As a teenaged boy, I spent many nights lying in the middle of a suburban street outside of Houston, Texas, staring at the sky. My best friend at the time would often join me. We’d imagine building spaceships and one day taking them to far away solar systems — a dream I still at times wistfully entertain. Often, we would sit in my driveway, and using my paper star charts, we’d try find some distant celestial object. Frequently, we would attempt to train my telescope on the furthest heavenly body we could find. This proved to be very difficult because in the Houston sky stars are sparse, and distant stars are faint. City lights are so numerous, and so bright that their noise drowns out the glimmer and twinkle of all but the brightest stars. In Houston, the night sky is mostly an unwrinkled sheet of drab charcoal gray punctuated by dim, flickering points here and there.

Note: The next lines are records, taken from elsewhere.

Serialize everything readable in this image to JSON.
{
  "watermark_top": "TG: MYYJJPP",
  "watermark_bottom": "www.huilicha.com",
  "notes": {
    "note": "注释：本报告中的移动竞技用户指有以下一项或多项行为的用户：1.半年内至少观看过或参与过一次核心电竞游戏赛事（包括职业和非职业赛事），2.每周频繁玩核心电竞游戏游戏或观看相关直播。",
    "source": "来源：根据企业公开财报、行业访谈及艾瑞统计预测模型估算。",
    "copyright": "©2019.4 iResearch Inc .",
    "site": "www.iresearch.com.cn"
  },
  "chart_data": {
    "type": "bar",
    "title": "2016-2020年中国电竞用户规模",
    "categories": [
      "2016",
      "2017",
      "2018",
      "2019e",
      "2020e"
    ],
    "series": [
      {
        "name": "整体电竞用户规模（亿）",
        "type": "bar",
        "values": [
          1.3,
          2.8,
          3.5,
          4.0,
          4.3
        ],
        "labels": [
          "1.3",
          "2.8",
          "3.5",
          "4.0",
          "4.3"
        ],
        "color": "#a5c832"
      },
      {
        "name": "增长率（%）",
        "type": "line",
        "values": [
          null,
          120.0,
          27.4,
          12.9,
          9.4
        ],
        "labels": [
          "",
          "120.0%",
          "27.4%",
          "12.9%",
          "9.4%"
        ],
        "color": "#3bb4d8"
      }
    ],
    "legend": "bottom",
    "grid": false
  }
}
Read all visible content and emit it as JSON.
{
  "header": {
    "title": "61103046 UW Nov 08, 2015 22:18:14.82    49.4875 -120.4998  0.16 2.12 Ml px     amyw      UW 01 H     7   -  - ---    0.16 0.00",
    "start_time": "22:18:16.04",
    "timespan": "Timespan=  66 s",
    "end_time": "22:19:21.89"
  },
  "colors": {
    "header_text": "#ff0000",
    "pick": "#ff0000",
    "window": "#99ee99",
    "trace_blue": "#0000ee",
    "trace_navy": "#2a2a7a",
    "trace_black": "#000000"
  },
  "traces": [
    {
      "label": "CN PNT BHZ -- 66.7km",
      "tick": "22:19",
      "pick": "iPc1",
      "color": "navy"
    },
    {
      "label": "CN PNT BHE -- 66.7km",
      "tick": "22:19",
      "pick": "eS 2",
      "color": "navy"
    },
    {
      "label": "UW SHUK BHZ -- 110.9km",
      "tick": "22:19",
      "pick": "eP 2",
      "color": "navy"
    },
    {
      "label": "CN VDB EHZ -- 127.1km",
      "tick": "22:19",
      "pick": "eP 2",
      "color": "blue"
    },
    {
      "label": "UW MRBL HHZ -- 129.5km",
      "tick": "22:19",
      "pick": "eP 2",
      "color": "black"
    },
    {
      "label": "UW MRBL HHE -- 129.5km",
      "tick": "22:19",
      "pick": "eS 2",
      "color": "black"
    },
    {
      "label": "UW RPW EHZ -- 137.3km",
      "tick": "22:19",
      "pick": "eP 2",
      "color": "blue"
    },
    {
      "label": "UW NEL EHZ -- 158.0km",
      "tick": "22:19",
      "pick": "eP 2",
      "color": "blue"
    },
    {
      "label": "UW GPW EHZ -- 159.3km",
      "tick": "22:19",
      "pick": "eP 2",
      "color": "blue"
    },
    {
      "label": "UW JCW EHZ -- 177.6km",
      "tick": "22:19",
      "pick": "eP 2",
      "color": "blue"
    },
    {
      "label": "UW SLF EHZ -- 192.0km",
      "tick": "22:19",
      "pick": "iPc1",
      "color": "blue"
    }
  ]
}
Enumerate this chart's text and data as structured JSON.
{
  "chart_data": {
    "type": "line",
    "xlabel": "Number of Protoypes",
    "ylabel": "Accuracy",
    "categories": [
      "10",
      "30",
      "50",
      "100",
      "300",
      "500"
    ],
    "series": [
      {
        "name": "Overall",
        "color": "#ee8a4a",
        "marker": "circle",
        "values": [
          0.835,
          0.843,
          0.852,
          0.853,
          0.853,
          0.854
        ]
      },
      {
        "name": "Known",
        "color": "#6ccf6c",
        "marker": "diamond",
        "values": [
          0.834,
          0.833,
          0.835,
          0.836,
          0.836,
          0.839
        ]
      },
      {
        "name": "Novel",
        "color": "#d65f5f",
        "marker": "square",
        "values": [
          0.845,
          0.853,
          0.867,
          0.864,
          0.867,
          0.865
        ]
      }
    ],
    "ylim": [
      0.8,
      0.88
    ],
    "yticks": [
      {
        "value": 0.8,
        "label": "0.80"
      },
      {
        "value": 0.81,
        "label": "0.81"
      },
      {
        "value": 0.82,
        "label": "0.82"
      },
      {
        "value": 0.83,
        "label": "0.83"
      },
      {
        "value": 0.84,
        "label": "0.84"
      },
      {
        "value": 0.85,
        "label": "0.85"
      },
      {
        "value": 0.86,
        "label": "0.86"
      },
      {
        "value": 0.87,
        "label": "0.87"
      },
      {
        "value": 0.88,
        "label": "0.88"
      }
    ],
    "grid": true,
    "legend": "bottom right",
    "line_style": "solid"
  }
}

But oh my goodness! When you go to the top of a mountain in Colorado, the view is different. There are no city lights blaring out an unrelenting whitewash to cover uncountable glinting shards and sparkling diamonds set in black velvet or midnight blue. The beauty cannot be described. It can only be experienced. And the only way that you can experience it is to separate yourself from the city. Ironically, this isn’t because the city lights are brighter than the stars. The stars are millions of times brighter than the city lights. You can see some of those stars from your city, but you would not be able to see any of your city lights from those stars. It isn’t that the city lights are bigger than the stars. The stars are many, many times bigger than our planet. It isn’t that city lights are more beautiful than the stars. A trip to the top of the mountain proves it. Its your proximity to the city lights that keeps you from seeing the stars. The closer you are to the city, the more engulfed in its light you become.

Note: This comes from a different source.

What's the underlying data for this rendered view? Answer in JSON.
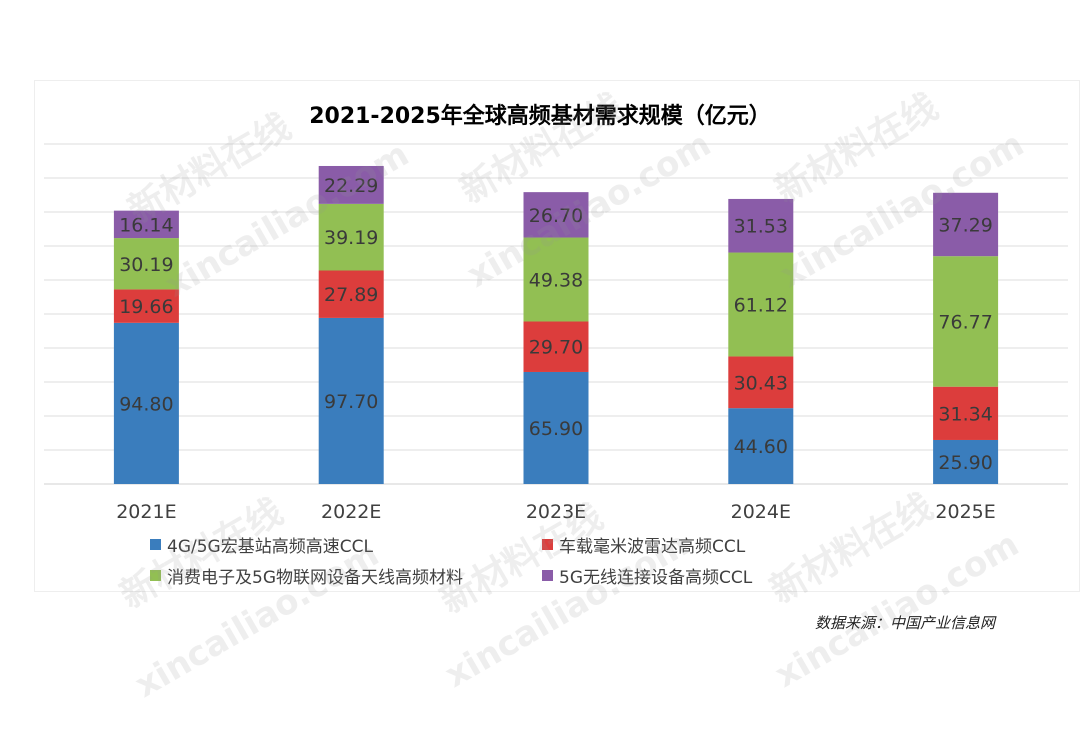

This is partly why we as followers of Christ are called to be separate from the world (2 Corinthians 6:17). When we are part of the world, it’s harder for us to see God’s light. We are so close to the wrong light source, that we are no longer able to see the narrow path that God is lighting before our feet (Psalm 119:105), and we begin to follow instead the broad path that our city might want us to follow (Matthew 7:13-14). And if our light is drowned out by the city light around us, then we cannot be the lighted city on a hill for others to see and find that we have been called to be (Matthew 5:14-16).